Forget the shotgun technique; you have to shoot a bow as if it were a rifle. Squeeze the trigger so that the shot takes you by surprise. In so doing, you eliminate the “now!” command that subconsciously rings through your head when the pin pauses for a moment on the spot—forget about timing, focus on the process.
The pin might hover around the spot for a few seconds before the bow goes off. Next time it may be a second or so more. So what? This isn’t a race. There is no reward for shooting fast. We are trying to shoot accurately under supercharged hunting conditions, and that requires a method that is panic-proof. So we must learn to discipline ourselves to fight through the urge to hurry. We must keep aiming and keep squeezing until the bow goes off. Once you break through and reprogram your nervous system, this shooting method is easy and surprisingly accurate.
The pin does not have to stop in order for you to shoot your bow accurately. Even if the pin is floating around the spot the entire time you are squeezing the trigger, you will shoot amazingly well. You have a mysterious centering instinct that tries to pull things toward your point of focus.
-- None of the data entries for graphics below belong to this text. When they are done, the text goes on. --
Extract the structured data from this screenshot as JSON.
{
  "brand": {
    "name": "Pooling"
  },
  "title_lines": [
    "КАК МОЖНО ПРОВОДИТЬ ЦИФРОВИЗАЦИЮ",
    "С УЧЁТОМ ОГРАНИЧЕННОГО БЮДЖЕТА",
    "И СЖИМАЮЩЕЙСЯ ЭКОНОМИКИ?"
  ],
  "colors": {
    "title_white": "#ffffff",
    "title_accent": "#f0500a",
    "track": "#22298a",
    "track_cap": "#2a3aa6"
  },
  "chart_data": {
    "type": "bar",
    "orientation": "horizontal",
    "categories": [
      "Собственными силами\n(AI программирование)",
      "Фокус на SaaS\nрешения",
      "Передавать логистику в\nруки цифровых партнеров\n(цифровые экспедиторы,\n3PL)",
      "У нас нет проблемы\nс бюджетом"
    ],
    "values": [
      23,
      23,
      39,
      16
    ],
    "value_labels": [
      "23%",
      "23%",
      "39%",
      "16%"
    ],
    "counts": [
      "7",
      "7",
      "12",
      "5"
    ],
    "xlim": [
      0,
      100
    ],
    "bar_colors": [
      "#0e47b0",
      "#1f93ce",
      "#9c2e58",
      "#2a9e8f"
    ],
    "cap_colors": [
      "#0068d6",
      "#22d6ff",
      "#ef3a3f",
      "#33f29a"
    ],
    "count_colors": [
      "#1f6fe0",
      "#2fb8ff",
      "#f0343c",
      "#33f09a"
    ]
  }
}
As long as you keep focusing, keep the pin on the spot (as best you can) and keep squeezing without any attempt to control the timing of the shot, you will be shocked at how well and how consistently you shoot.
I can hear the rumbling from here: “Yes, but deer don’t stand still for five seconds.” In some cases, you are right. You may have to speed up your trigger squeeze when shooting at animals that are prone to move; however, you will shoot much better on game by slowing down, picking your spot and squeezing off the shot. The tendency is to rush shots at game. You have more time than you think.
A good follow-through will cover up many sins. Remember, what the bow does right after the arrow leaves the string is the same thing it is starting to do while the arrow is still on the string. Eliminate movement right after the shot and you will shoot much better.